住職の祖父の方からはなんどか骨董の指導をしていただいているので、是非にと思いましたが「急がないのでいつか」ということになりました。所蔵されている作品の中で多いのは「寺崎廣業」の作品だそうですが、郷里では著名な蒐集家でしたので楽しみです。

ということで本日は久方ぶりに「寺崎廣業」の作品の紹介です。

懸崖雁行之図 寺崎廣業筆 その44
絹本水墨淡彩軸装 軸先象牙加工 合箱
全体サイズ:縦2010*横550 画サイズ:縦1060*横410



押印されている印章は他の所蔵作品「黄初平」らと同一印章です。
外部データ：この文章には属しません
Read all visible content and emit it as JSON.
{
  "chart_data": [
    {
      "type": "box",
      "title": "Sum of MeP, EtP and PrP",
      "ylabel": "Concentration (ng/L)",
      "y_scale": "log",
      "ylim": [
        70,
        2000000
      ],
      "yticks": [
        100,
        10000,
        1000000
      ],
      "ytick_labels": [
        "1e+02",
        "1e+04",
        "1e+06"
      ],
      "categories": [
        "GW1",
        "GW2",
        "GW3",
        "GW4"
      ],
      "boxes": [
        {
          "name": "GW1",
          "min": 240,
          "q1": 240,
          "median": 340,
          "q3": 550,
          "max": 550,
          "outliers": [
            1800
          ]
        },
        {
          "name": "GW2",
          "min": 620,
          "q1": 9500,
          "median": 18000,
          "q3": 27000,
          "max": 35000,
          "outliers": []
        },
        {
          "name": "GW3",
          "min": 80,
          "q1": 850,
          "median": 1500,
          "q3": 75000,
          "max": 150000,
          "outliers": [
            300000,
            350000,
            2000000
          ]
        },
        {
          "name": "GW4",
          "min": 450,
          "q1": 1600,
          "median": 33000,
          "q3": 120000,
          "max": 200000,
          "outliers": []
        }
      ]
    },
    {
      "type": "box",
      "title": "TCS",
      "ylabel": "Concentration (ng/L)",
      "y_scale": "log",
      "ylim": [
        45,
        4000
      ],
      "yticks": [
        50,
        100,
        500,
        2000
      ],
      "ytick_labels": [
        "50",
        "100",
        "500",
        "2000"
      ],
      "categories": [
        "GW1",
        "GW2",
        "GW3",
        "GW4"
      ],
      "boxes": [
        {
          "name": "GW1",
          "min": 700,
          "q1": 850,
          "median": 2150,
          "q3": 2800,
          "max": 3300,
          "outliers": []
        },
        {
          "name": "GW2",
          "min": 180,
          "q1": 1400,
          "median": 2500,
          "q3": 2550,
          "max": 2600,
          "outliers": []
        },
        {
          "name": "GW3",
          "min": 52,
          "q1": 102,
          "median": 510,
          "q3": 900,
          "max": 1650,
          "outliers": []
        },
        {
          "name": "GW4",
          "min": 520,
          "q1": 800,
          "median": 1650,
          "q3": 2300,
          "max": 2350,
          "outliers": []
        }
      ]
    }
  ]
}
「寺崎廣業」の作品の贋作はいくつかみましたが、印章まで正確に模倣している作品は少ないようです。



描かれている山は富士山・・??



前にも記述したように寺崎廣業の作品は多作で、席画のような駄作も多いので、展覧会への出品作は無理としてもきちんと描かれた作品を選択して蒐集するのがポイントです。



寺崎廣業の作品の中でも風景画は傑出しています。寺崎廣業の粉本の画帳を見たことがありますが、丁寧に過去の名画を写して勉学しており、ものすごい努力家です。一概に大衆画家とは言えないが画力があります。



本作品にも画力が読みとれる作品です。下手な箱に収納されており、掛け軸を開くまではいけない作品だろうと思っていましたが・・。



ガラクタだろうと黴臭いと思われようとこの手の作品は誰かが保存しないとそれこそゴミ箱行き・・。



表具は絵とマッチしており、いい表具です。



郷里での寺崎廣業の作品の出会いを楽しみにしています。